Question

Two resistances are connected in the two gaps of a metre bridge. The balance point is $20cm$ from the zero end. When a resistance $15\Omega $ is connected in series with the smaller of two resistances, the null point shifts to $40cm$. The smaller of the two resistances has the value.
(A) $8\Omega $
(B) $9\Omega $
(C) $10\Omega $
(D) $12\Omega $

Answer 1

Hint: In order to solve this question, we will use the general balance point formula for a meter bridge and therefore form a relation between two resistance values and then solve for a smaller resistance value using given parameter values and conditions.

Formula Used:
If $l$ is the balance point of a metre bridge having two resistances ${R_1},{R_2}$ then Balance point equation is written as $\dfrac{{{R_1}}}{{{R_2}}} = \dfrac{l}{{100 - l}}$

Complete answer:
Let us assume that ${R_1},{R_2}$ be the two resistances used in metre bridge and their null point is given to us $l = 20cm$ then, using the formula $\dfrac{{{R_1}}}{{{R_2}}} = \dfrac{l}{{100 - l}}$ we get,
$
  \dfrac{{{R_1}}}{{{R_2}}} = \dfrac{{20}}{{100 - 20}} \\
  \dfrac{{{R_1}}}{{{R_2}}} = \dfrac{1}{4} \\
  {R_2} = 4{R_1} \to (i) \\
 $

Equation (i) shows that ${R_1}$ is the smaller resistance.
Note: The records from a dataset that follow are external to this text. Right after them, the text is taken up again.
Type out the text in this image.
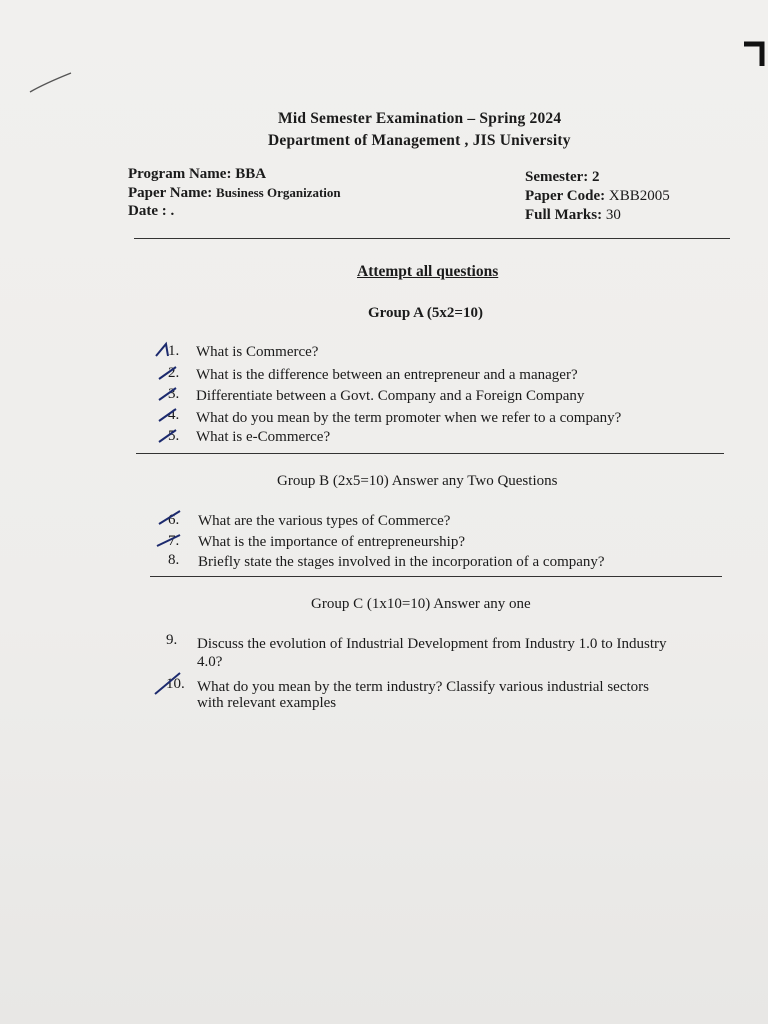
Mid Semester Examination – Spring 2024
Department of Management , JIS University
Program Name: BBA
Paper Name: Business Organization
Date : .
Semester: 2
Paper Code: XBB2005
Full Marks: 30
Attempt all questions
Group A (5x2=10)
1. What is Commerce?
2. What is the difference between an entrepreneur and a manager?
3. Differentiate between a Govt. Company and a Foreign Company
4. What do you mean by the term promoter when we refer to a company?
5. What is e-Commerce?
Group B (2x5=10) Answer any Two Questions
6. What are the various types of Commerce?
7. What is the importance of entrepreneurship?
8. Briefly state the stages involved in the incorporation of a company?
Group C (1x10=10) Answer any one
9. Discuss the evolution of Industrial Development from Industry 1.0 to Industry
4.0?
10. What do you mean by the term industry? Classify various industrial sectors
with relevant examples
Now, when a resistance of $15\Omega $ is connected in series with the smaller of two resistance the net resistance across old ${R_1}$ will become ${R_1}' = {R_1} + 15$ and keeping ${R_2} = 4{R_1}$ from equation (i) with new null point as $l = 40cm$.

so using formula $\dfrac{{{R_1}'}}{{{R_2}}} = \dfrac{l}{{100 - l}}$ and solving for ${R_1}$ we get,
$
  \dfrac{{{R_1} + 15}}{{4{R_1}}} = \dfrac{{40}}{{100 - 40}} \\
  \dfrac{{{R_1} + 15}}{{4{R_1}}} = \dfrac{2}{3} \\
  3{R_1} + 45 = 8{R_1} \\
  5{R_1} = 45 \\
   \Rightarrow {R_1} = 9\Omega \\
 $
So, the smaller resistance has a value of ${R_1} = 9\Omega $

Hence, the correct answer is option (B) $9\Omega $

Note: It should be remembered that when two resistances are added in series together then their net resistance is simply the sum of individual resistance if they were added in parallel combination then their net resistance is calculated using the formula $\dfrac{1}{{{R_{net}}}} = \dfrac{1}{{{R_1}}} + \dfrac{1}{{{R_2}}}$ and most commonly the length of the meter bridge is taken as $1m$ that’s why it’s called a meter bridge.